With this target in mind we long time faced the problem that existing technology was not capable of performing data analysis that way. Especially because computationally intensive algorithms, like advanced data mining models, are necessary to gain this kind of insights. But this has changed. New technologies like Apache Hadoop and so called No SQL systems have appeared. Furthermore in-memory and column store database technology, combined in products like SAP HANA, empower core business systems to become more capable of real time analysis. But should an organization really build two analytical streams? One big data and one BI architecture? Hence the most interesting question is:
«How can we combine proven business intelligence tools with this new powerful big data technology to get out the most integrated (real time) view on our organization and it’s processes (and beyond)?»
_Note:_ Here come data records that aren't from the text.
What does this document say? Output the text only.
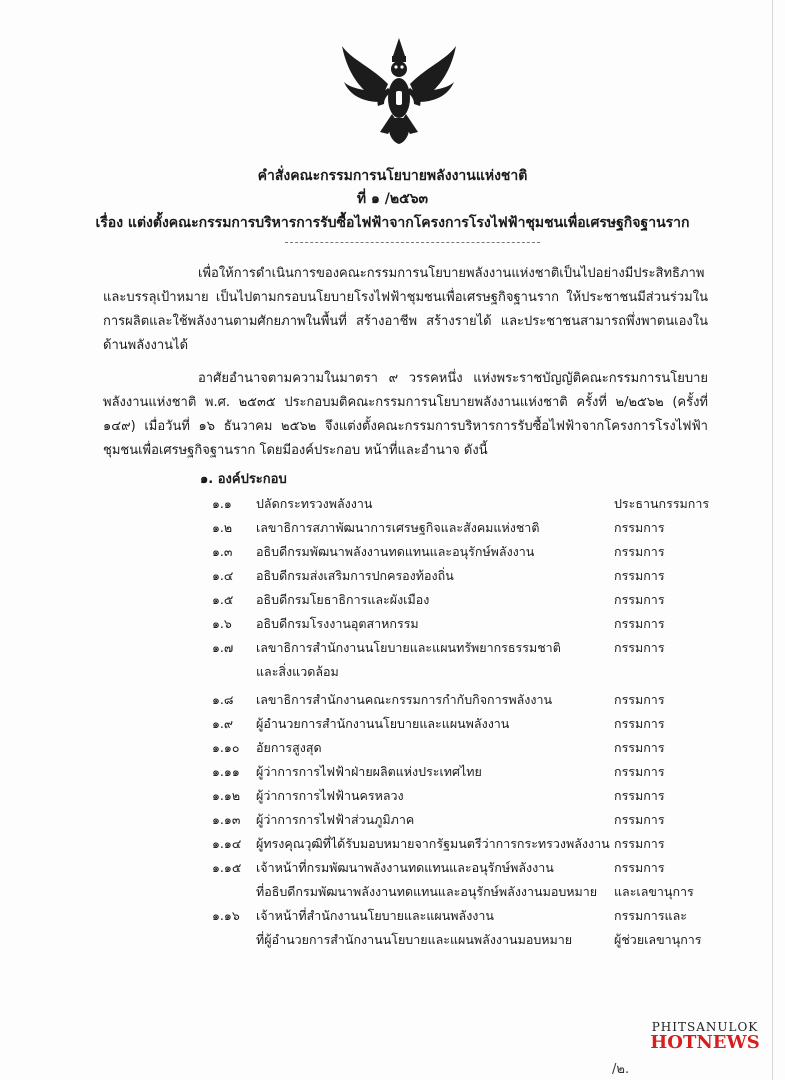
คำสั่งคณะกรรมการนโยบายพลังงานแห่งชาติ
ที่ ๑ /๒๕๖๓
เรื่อง แต่งตั้งคณะกรรมการบริหารการรับซื้อไฟฟ้าจากโครงการโรงไฟฟ้าชุมชนเพื่อเศรษฐกิจฐานราก
เพื่อให้การดำเนินการของคณะกรรมการนโยบายพลังงานแห่งชาติเป็นไปอย่างมีประสิทธิภาพ และบรรลุเป้าหมาย เป็นไปตามกรอบนโยบายโรงไฟฟ้าชุมชนเพื่อเศรษฐกิจฐานราก ให้ประชาชนมีส่วนร่วมในการผลิตและใช้พลังงานตามศักยภาพในพื้นที่ สร้างอาชีพ สร้างรายได้ และประชาชนสามารถพึ่งพาตนเองในด้านพลังงานได้
อาศัยอำนาจตามความในมาตรา ๙ วรรคหนึ่ง แห่งพระราชบัญญัติคณะกรรมการนโยบายพลังงานแห่งชาติ พ.ศ. ๒๕๓๕ ประกอบมติคณะกรรมการนโยบายพลังงานแห่งชาติ ครั้งที่ ๒/๒๕๖๒ (ครั้งที่ ๑๔๙) เมื่อวันที่ ๑๖ ธันวาคม ๒๕๖๒ จึงแต่งตั้งคณะกรรมการบริหารการรับซื้อไฟฟ้าจากโครงการโรงไฟฟ้าชุมชนเพื่อเศรษฐกิจฐานราก โดยมีองค์ประกอบ หน้าที่และอำนาจ ดังนี้
๑. องค์ประกอบ
๑.๑	ปลัดกระทรวงพลังงาน	ประธานกรรมการ
๑.๒	เลขาธิการสภาพัฒนาการเศรษฐกิจและสังคมแห่งชาติ	กรรมการ
๑.๓	อธิบดีกรมพัฒนาพลังงานทดแทนและอนุรักษ์พลังงาน	กรรมการ
๑.๔	อธิบดีกรมส่งเสริมการปกครองท้องถิ่น	กรรมการ
๑.๕	อธิบดีกรมโยธาธิการและผังเมือง	กรรมการ
๑.๖	อธิบดีกรมโรงงานอุตสาหกรรม	กรรมการ
๑.๗	เลขาธิการสำนักงานนโยบายและแผนทรัพยากรธรรมชาติ	กรรมการ
และสิ่งแวดล้อม
๑.๘	เลขาธิการสำนักงานคณะกรรมการกำกับกิจการพลังงาน	กรรมการ
๑.๙	ผู้อำนวยการสำนักงานนโยบายและแผนพลังงาน	กรรมการ
๑.๑๐	อัยการสูงสุด	กรรมการ
๑.๑๑	ผู้ว่าการการไฟฟ้าฝ่ายผลิตแห่งประเทศไทย	กรรมการ
๑.๑๒	ผู้ว่าการการไฟฟ้านครหลวง	กรรมการ
๑.๑๓	ผู้ว่าการการไฟฟ้าส่วนภูมิภาค	กรรมการ
๑.๑๔	ผู้ทรงคุณวุฒิที่ได้รับมอบหมายจากรัฐมนตรีว่าการกระทรวงพลังงาน กรรมการ
๑.๑๕	เจ้าหน้าที่กรมพัฒนาพลังงานทดแทนและอนุรักษ์พลังงาน	กรรมการ
ที่อธิบดีกรมพัฒนาพลังงานทดแทนและอนุรักษ์พลังงานมอบหมาย	และเลขานุการ
๑.๑๖	เจ้าหน้าที่สำนักงานนโยบายและแผนพลังงาน	กรรมการและ
ที่ผู้อำนวยการสำนักงานนโยบายและแผนพลังงานมอบหมาย	ผู้ช่วยเลขานุการ
PHITSANULOK
HOTNEWS
/๒.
Temperature and humidity centrally analyzed
Back to our case. What if we could combine the heating costs of one or many buildings with it’s temperature and humidity to get further insights about future expenses? Mixed up with real estate master data (e.g usage, room type, etc.) interesting patterns and findings can be gained! So what did we do? We placed a mobile sensor (with 3G connection) in our office in Zurich. Every second this sensor measures temperature and humidity and transfers that information trough a web service to an Apache Hadoop cluster in the cloud. Imagine this with thousands of sensors in thousands of rooms and multiply it with seconds of days, weeks and months. With the time we will have lots of data – let’s call it big data 😉 On Hadoop this mass information can be stored cheaper than on any special hardware appliance. That’s because it is based on commodity hardware.
On top of Hadoop we have configured a new SAP Business Warehouse (BW) system running on SAP HANA. The mentioned master data is stored in that system. To combine this with our big data results we have used the so called Smart Data Access (SDA) in HANA that virtually accesses the measures on Apache Hadoop at runtime, without physically copying it as aggregation to the BW on HANA system.
That’s how our architecture looks like:
The goal of our POC was to integrate all this components into one SAP BI & big data solution. And we can proudly say that it works! So technology is not the show stopper. In our opinion the most challenging and important step will be the definition of a good business case in advance of such projects.
What do you think about this case?